As a fan I look forward to another season of solid starting pitching anchored by C.C. Sabathia, who has earned every dime of his contract. With Sabathia going every five days it’s hard to not have a little faith. Add to the mix Hiroki Kuroda, who would have gotten Cy Young consideration last year if not a for a lack of run support in the first half of the season. That’s a 1-2 punch I’d put up against any in the league. No telling what to expect from Andy Pettitte, who hasn’t pitched a full season since 2009, but he will always get the benefit of the doubt from me and any die hard Yankee fan. Even a healthy Phil Hughes is always a crap shoot but I think Ivan Nova and David Phelps can fill in the Number 4 and 5 slots admirably.

I’m looking forward to more fireworks from future Hall of Famer Ichiro Suzuki. He may not be the Ichiro of old (now he’s just old) but he proved last year in the second half of the season and playoffs that he’s got plenty left in the tank and a loyal fanbase to cheer him on. A healthy Brett Gardner will reinvigorate the running game, not to mention compliment Ichiro’s still present speed. And a clean shaven, and hopefully rejuvenated, Kevin Youkilis has a chance to play for another big time franchise and erase the doubts created by Bobby V. I’m not expecting the All-Star of the past, but just a gamer primed to play.
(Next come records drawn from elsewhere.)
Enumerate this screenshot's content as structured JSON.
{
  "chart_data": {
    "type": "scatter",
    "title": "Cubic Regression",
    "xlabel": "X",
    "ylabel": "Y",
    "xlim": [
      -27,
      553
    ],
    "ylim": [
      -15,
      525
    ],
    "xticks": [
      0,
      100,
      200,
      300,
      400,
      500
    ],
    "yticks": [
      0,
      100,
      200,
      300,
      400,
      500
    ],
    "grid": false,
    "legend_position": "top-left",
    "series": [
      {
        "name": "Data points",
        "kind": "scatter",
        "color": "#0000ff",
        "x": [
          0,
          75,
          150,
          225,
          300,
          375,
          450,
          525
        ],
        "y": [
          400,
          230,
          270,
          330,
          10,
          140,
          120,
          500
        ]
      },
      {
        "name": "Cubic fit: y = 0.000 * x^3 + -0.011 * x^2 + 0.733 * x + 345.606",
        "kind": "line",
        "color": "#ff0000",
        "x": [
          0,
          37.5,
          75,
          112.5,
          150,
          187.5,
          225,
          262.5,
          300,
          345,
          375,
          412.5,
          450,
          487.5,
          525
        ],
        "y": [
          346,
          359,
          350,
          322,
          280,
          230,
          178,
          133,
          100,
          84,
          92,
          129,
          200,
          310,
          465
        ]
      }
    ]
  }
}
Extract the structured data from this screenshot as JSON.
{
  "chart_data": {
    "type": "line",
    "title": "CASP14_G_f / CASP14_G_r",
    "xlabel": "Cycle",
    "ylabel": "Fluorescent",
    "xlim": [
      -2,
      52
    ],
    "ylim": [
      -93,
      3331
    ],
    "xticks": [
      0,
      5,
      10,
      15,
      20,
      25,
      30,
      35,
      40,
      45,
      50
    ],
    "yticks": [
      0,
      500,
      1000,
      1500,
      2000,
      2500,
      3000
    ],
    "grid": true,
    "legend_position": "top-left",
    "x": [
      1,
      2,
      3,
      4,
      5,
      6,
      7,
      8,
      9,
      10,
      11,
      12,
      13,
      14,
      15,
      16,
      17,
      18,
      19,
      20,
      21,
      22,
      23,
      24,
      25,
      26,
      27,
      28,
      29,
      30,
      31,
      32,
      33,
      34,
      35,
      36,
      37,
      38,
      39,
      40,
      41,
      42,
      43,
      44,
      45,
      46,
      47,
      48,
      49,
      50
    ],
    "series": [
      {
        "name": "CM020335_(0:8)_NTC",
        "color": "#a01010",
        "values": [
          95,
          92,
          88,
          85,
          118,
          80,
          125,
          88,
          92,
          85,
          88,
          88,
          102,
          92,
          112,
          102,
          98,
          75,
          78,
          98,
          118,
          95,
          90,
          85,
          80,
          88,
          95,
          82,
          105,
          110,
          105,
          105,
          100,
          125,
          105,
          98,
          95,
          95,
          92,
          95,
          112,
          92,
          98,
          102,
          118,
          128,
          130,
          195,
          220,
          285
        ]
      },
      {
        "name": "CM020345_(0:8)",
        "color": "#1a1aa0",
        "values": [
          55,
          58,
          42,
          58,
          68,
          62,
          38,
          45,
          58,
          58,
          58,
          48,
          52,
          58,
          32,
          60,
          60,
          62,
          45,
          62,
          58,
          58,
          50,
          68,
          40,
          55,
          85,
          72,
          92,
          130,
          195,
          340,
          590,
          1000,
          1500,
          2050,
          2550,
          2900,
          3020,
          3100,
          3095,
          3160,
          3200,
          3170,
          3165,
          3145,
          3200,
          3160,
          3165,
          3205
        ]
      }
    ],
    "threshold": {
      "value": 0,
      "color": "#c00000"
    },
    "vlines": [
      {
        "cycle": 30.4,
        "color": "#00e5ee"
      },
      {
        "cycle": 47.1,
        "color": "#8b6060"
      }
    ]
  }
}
And let’s be honest, despite his recent playoff ineptitude, Robinson Cano is more than capable of carrying the Yanks for a month or two.

The two biggest reasons I’m looking forward to 2013 are the two biggest reasons to look forward to any Yankee season: Mariano Rivera and Derek Jeter. After an ugly and freakish knee injury, Mo returns for another season of closing out Yankee wins. At 43, not only he is the best closer of all-time, he is still one of the best in the game. It will be nice to see him get to go out on his own terms. And Derek Jeter will continue his march on the record books, even if all he really cares about is his next ring. With another 115 hits, Derek Jeter will be number six on the all-time hits list, passing Carl Yastrzemski. If that doesn’t get you excited, you have no business calling yourself a Yankee fan.

In the end, I don’t see the Yankees legitimately competing this year, or in the next few years. Sure, I can see them in the mix, maybe squeaking out 85-90 wins, but that’s about it. Even if they somehow make it to October, it will just be a repeat of the last three years. Hopefully not as nauseating as last year’s ALCS sweep by the Detroit Tigers.

Which is why I dub this the year “The Year of the Fan.” If you’re a real Yankee fan you should be able to appreciate the talent and heart that will be displayed this season, not to mention wealth of future Hall of Famers. This isn’t about championships, but a love of the game and the players who play it. Bandwaggon fans need not apply. You can root for the Blue Jays, even though I think they will not live up to the hype. But that’s another post.